Location: Poisonous Plant ResearchTitle: Studies on the teratogenicity of anabasine in a rat model Author
|Green, Benedict - Ben|
|Pfister, James - Jim|
Submitted to: Toxicon
Publication Type: Peer Reviewed Journal
Publication Acceptance Date: 5/23/2014
Publication Date: 9/1/2014
Publication URL: http://handle.nal.usda.gov/10113/62813
Citation: Welch, K.D., Lee, S.T., Panter, K.E., Gardner, D.R., Knoppel, E.L., Green, B.T., Hammond, C.K., Hammond, Z.J., Pfister, J.A. 2014. Studies on the teratogenicity of anabasine in a rat model. Toxicon. 87:32-37. Interpretive Summary: A number of plant toxins have been shown to be teratogenic to livestock. The maternal consumption of plants that contain piperidine, pyridine, or quinolizidine alkaloids has the potential to cause developmental defects in animals. Many of the actions of these alkaloids are mediated by nicotinic acetylcholine receptors (nAChR). In the developing fetus, teratogenic piperidine alkaloid-mediated desensitization of fetal muscle-type nAChR is postulated to inhibit fetal movement, resulting in skeletal flexure defects and cleft palate. There are numerous follow-up studies that need to be conducted to further characterize the teratogenic nature of the individual piperidine, pyridine, and quinolizidine alkaloids. Many of these alkaloids are enantiomers, and characterization of the differences in teratogenicity of the individual enantiomers is also needed. However, many of these alkaloids are present in the plants as a mixture, and some of the alkaloids are not very abundant. Thus it is difficult to obtain sufficient quantities of many of these alkaloids to perform teratology studies in livestock species. Therefore a small rodent model to study the teratogenicity of these alkaloids, including their enantiomers, would be valuable for investigating alkaloids present in only limited quantities. Consequently, the objective of this study was to determine if a rat model can be utilized to study and characterize the teratogenic nature of individual plant toxins that are nAChR agonists. However, the data presented in this study suggest that the rat model is not a good model to study the teratogenicity of plant toxins that cause birth defects in livestock by inhibition of nicotinic acetylcholine receptors.

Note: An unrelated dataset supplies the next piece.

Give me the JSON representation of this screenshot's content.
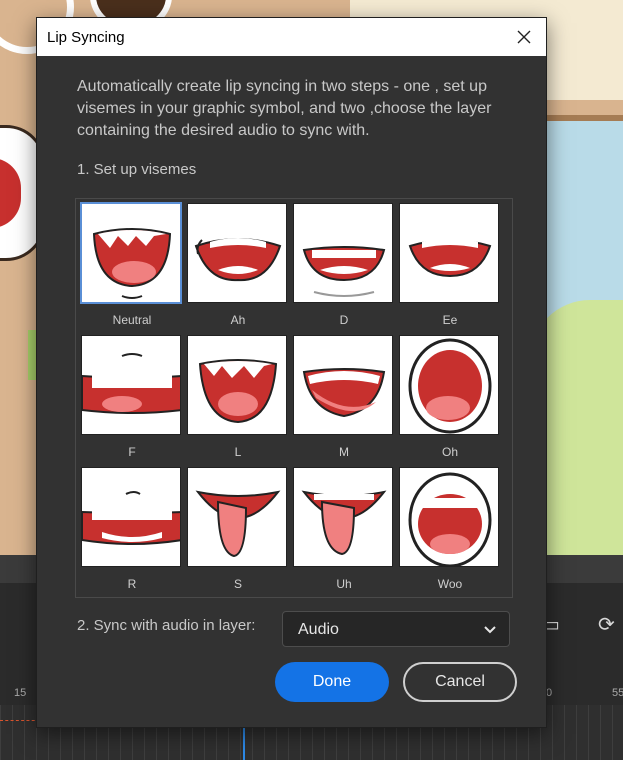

Technical Abstract: A number of plant toxins have been shown to be teratogenic to livestock. The teratogenic action of some of these alkaloids is mediated by nicotinic acetylcholine receptors (nAChR). However, for many of these alkaloids it is difficult to obtain sufficient quantities of individual alkaloids to perform teratology studies in cattle, sheep or goats. Therefore the objective of this study was to determine if a rat model can be utilized to study and characterize the teratogenic nature of individual plant toxins that are nAChR agonists. In this study, we evaluated the teratogenicity of anabasine from tree tobacco, by feeding pregnant rats rodent chow that contained 0, 50, 125, 250, 500, or 1000 µg of anabasine / g of chow from gestational day (GD) 6-21. Chow consumption and animal body weight were measured every two days from GD6 through GD21. Fetal movement was evaluated via ultrasonography in several of the dams from the control and 500 µg/g groups, with fetal movement observed in all of the dams. On GD21 the dams were euthanized by CO2 asphyxiation and the gravid uteri were removed by cesarean section. The gravid uteri and individual pups were weighed. The number of implantation sites and resorptions was recorded. The pups were evaluated for bone malformations including cleft palate and scoliosis. The results of this study indicate that anabasine does not induce cleft palate formation in rats. Additionally, there was no difference in the number of dams that had pups with scoliosis in the treated groups compared to the control group. It is possible that in the rat model, anabasine administered orally via the chow does not result in sufficient reduction in fetal movement to cause significant malformations such as cleft palate. Overall, the data from this study suggest that the rat is not a good model to study the teratogenicity of plant toxins that are nAChR agonists.